With that said, let’s start with what I am sure of. Ten years from now I’ll be retired, playing golf, and drinking a good glass of wine now and then. For now, though, on to the more speculative matters.
We wear two hats at CO-OP Financial Services, that of our credit union members as well as our own role as a significant player in payments processing. I’ll start with credit unions. Ten years from now there will be fewer than 5,000 credit unions and less than 2,000 with under $20 million in assets. Corporate credit unions, leagues, CUSO’s and other vendors serving credit unions will have been forced to consolidate. System-wide, assets will have tripled with only modest increases in membership and average ROA will be on the sunny side of 1.0.
This somewhat rosy forecast is premised on two things. First, our trade groups will maintain their legislative and regulatory initiative by securing additional powers and maintaining our industry’s tax exempt status. Second, we put aside our traditional provincial and parochial nature and instead, pursue consolidation that will best serve our members. If we fail at either of these initiatives, all bets are off.

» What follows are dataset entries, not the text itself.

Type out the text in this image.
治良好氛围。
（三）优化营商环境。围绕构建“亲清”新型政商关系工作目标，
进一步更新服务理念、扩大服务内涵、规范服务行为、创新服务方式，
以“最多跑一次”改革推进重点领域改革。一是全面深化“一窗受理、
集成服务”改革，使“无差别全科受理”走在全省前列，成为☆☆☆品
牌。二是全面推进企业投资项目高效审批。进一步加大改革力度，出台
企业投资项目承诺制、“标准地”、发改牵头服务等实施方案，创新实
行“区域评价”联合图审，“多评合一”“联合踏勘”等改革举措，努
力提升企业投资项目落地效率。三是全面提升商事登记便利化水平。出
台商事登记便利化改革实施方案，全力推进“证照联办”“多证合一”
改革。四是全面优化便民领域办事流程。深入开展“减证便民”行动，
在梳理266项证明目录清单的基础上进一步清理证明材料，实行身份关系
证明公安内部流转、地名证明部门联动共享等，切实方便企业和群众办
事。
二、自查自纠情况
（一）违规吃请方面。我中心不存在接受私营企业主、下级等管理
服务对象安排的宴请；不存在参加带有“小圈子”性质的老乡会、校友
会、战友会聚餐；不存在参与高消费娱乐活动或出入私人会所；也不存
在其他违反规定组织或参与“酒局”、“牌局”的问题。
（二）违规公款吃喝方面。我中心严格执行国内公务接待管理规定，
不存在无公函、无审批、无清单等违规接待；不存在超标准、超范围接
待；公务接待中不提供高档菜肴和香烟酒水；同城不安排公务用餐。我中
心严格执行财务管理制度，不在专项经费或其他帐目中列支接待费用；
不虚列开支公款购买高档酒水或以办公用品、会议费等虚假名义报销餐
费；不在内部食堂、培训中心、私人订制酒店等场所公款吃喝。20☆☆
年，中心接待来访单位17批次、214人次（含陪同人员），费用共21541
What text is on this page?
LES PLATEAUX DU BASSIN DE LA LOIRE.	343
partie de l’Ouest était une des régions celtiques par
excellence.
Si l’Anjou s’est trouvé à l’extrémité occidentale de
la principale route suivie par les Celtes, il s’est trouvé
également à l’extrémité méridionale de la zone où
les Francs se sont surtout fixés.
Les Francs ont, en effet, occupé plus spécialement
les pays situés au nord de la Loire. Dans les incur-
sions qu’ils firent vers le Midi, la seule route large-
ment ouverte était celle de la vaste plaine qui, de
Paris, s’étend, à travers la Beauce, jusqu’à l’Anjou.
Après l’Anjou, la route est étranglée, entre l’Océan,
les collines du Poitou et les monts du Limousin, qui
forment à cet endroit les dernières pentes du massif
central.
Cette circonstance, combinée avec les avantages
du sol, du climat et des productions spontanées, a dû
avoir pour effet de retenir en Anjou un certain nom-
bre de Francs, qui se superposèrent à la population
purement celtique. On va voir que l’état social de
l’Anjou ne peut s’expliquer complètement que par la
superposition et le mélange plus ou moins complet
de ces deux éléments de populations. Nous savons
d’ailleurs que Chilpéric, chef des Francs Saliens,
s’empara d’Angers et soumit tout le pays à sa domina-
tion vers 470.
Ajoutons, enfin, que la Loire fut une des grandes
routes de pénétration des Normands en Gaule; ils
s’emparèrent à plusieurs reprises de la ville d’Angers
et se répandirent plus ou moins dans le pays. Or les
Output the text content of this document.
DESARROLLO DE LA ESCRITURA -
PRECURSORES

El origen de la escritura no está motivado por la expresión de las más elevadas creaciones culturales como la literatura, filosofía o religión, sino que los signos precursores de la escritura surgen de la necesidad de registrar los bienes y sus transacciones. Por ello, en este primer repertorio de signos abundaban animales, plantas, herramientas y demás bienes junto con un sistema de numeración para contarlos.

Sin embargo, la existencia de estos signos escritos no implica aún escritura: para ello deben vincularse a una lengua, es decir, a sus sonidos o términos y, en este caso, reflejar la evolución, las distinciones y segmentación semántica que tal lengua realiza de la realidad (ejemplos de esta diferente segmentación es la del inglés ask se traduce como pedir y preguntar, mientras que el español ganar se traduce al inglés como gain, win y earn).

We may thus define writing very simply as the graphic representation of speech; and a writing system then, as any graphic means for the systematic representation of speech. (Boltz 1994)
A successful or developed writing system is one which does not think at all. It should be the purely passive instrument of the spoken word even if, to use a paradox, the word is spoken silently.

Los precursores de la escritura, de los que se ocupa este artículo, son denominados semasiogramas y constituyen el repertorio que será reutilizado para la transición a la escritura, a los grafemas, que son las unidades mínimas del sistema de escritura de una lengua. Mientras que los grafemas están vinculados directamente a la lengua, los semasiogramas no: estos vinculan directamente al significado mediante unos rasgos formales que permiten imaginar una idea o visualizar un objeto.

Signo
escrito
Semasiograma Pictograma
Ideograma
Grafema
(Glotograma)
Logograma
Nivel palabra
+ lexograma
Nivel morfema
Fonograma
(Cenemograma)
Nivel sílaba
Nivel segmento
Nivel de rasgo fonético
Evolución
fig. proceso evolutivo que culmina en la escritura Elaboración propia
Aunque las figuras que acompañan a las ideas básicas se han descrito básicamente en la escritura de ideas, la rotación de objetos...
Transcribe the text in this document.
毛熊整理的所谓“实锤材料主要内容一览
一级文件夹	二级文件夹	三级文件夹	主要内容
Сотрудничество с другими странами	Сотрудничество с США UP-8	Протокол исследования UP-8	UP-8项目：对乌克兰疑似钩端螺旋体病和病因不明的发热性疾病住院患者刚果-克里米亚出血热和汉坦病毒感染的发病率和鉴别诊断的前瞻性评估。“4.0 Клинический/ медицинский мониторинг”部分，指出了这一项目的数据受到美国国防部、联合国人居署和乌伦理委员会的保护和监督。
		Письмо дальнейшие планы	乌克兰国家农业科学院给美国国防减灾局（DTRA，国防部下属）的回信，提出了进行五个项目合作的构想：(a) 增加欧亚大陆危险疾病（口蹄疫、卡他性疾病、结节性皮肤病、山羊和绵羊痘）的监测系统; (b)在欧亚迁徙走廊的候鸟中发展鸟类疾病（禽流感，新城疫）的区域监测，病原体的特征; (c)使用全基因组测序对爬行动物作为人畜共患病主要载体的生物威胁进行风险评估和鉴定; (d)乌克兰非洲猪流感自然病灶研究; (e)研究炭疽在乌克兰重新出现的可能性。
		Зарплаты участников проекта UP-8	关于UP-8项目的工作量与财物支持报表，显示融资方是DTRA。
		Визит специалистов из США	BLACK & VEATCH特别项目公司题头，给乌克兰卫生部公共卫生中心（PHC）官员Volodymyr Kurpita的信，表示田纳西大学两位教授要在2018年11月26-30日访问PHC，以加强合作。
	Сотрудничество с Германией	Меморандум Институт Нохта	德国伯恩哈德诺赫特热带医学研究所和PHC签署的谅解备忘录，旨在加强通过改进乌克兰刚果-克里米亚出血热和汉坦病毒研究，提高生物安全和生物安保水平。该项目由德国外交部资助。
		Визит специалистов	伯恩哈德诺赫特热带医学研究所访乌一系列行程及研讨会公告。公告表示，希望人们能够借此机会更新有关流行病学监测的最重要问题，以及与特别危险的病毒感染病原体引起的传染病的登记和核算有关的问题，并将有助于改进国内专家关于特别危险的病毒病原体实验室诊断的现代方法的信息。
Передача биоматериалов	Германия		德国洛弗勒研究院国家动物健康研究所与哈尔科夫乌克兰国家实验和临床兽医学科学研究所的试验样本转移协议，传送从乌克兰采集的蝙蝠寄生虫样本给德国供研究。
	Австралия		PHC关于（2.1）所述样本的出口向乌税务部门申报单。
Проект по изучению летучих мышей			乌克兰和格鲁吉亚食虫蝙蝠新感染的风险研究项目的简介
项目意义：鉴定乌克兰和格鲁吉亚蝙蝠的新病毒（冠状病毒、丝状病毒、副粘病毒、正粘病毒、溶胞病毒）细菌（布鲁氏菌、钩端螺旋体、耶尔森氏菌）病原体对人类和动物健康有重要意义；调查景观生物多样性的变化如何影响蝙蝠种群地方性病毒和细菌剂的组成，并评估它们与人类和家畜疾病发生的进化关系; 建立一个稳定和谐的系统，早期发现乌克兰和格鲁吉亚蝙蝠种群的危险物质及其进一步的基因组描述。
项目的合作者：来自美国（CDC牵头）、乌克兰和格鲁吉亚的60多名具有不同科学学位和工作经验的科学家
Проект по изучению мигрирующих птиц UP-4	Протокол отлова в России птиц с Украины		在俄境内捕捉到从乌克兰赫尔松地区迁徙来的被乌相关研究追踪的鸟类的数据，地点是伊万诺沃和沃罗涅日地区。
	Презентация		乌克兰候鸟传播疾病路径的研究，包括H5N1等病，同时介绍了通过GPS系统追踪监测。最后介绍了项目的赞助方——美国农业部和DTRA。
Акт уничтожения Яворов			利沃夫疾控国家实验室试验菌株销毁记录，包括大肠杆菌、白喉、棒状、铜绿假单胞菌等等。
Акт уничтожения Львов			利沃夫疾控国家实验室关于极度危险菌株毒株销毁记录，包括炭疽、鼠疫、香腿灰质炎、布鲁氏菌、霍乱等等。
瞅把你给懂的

Looking into the payments crystal ball, the demand deposit (notice I avoided checking) account will remain the primary basis for payments. There will still be 25-30 billion checks written, with ALL being processed and cleared electronically. What we refer to today as debit and credit card-based payments will be initiated by all forms of media – cards, mini-cards, fobs, watches, phones, etc. Anything that can hold a chip and RFID antennae will be a candidate, which will make for some really interesting marketing partnerships.
Cash transactions will be near the same level as today, but declining as a percentage of the total transactions pie. ATM’s, which will still be a critical delivery mechanism, will be coupled with assisted kiosk devices replacing many teller stations and shared branches.
Security will be improved, but I am not sure there will be a move to biometrics. Regardless, we undoubtedly will be facing some new security threat. VISA, MasterCard, Amex and Discover will remain the dominant credit brands with some rationalization of the PIN debit market. Interchange will be lower, volumes and fees will be higher and 50% of credit union revenues will come from payments products.
CO-OP Financial Services will follow one of two paths. Consolidation of core processors and market actions of the national brands could limit our ability to grow and provide value to our members. If this scenario plays out, we will be forced to sell, with a massive windfall going to our credit union patrons. The more desirable path would see CO-OP merging with other like-minded organizations to form a credit union payments and services powerhouse that could withstand any competitive threat.
We live in a “grow or die” market. The path we ultimately take will come down to credit union cooperation, avoiding provincialism/parochialism and having the courage to exercise vision.